Trucos para que tu perro se lleve bien con tu bebé

 In Bravery, Perros

Una de las grandes preocupaciones de las personas que tienen perros y dentro de poco van a ser padres es si conseguirán que sus peludos se lleven bien con su recién nacido y si le costará adaptarse al nuevo miembro de la familia, por eso os dejamos una serie de trucos que podéis aplicar para que todo salga según os lo imagináis. Pueden convivir en perfecta armonía si encontramos la fórmula adecuada para conseguirlo.
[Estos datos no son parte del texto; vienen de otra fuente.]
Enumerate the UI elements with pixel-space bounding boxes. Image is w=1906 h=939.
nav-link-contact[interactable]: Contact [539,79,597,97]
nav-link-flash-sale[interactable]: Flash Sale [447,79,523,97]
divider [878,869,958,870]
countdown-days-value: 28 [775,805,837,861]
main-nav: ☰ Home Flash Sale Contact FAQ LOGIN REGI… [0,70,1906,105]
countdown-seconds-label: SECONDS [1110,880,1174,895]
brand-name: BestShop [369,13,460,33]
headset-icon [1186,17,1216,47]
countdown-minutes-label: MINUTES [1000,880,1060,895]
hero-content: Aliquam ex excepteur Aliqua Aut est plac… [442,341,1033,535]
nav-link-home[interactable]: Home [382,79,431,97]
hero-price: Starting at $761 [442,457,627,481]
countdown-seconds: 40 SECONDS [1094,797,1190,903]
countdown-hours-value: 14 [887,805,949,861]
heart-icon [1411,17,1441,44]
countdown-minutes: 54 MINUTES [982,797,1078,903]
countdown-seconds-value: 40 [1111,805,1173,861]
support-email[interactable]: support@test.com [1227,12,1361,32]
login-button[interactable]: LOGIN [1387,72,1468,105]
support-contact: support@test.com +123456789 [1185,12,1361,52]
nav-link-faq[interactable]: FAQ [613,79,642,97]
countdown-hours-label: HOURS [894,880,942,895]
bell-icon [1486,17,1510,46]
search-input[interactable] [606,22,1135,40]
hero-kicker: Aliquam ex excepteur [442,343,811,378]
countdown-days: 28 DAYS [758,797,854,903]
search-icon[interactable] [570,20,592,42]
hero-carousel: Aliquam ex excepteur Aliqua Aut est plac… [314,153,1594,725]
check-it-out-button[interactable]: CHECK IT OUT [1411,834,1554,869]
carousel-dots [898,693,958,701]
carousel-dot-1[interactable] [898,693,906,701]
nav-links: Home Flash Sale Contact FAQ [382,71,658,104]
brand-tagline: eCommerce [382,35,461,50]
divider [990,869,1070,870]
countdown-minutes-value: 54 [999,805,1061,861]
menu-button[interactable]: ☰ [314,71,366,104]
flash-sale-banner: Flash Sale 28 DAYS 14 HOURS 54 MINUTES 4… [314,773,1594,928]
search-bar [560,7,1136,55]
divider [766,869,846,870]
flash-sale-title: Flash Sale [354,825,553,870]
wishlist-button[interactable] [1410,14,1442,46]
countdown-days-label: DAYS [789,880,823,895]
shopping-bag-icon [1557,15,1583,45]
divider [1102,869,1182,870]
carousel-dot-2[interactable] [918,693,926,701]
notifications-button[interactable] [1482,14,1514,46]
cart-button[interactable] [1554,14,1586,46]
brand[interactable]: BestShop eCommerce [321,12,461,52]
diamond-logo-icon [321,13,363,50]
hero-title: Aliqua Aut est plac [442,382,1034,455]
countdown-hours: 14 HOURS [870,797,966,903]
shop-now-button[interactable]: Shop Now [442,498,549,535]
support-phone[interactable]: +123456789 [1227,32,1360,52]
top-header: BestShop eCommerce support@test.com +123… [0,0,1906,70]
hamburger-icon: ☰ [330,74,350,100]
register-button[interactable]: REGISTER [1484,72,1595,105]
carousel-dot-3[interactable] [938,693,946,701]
Lo principal es evitar evitar que el perro asocie al niño negativamente, para ello es necesario que no se agobie ni se asuste y que con naturalidad entienda que al bebé hay que respetarlo, debe sentir que el niño no crea ningún conflicto entre ellos. Por nuestra parte debemos conocer a nuestro perro y saber cuándo está calmado y cuándo se siente amenazado, con su lenguaje corporal lo sabremos, si ladea la cabeza, se mueve despacio o se lame el hocico, está tranquilo. Si por el contrario está alterado, hay que separarlo del niño tranquilamente.

 

 

Cada uno tiene que acabar respetando el espacio del otro, el niño no tiene que pensar que está por encima o que lo domina. La realidad es que normalmente los perros no suelen tener problemas con los niños, lo que puede pasar en algunos casos es que los conflictos que surjan vengan de problemas de conducta que no han sido resueltos en el pasado y salgan a flote cuando el niño llegue a casa.  Es habitual que estos miedos nazcan del desconocimiento y de la desconfianza hacia lo nuevo y esto provoque una asociación negativa.

Hay que hacer un trabajo previo, es decir, durante el embarazo tendremos ir preparando al perro para enfrentarse a las situaciones que se irá encontrando, espacios vetados en casa, más momentos que tendrá que pasar solo, cambios de rutina, hay que ir trabajando su independencia con calma, premiandolo de forma natural para que aprenda a estar solo, a no excitarse excesivamente, o no saltar (se consigue llevando cosas en brazos y agachándose para que las huela).

 

 

Por otra parte, si el recién nacido llora mucho y los padres se ponen nerviosos, el perro lo notará, debe también habituarse al olor de la ropa del bebé y los objetos nuevos. Durante el primer año no debería producirse ningún conflicto, pues el niño está en su cuna o en brazos y el perro se acostumbra poco a poco creando asociaciones calmadas, es importante permitir que participe, que observe y que acompañe. En el momento que el bebé empiece a gatear la normal número uno será la supervisión constante.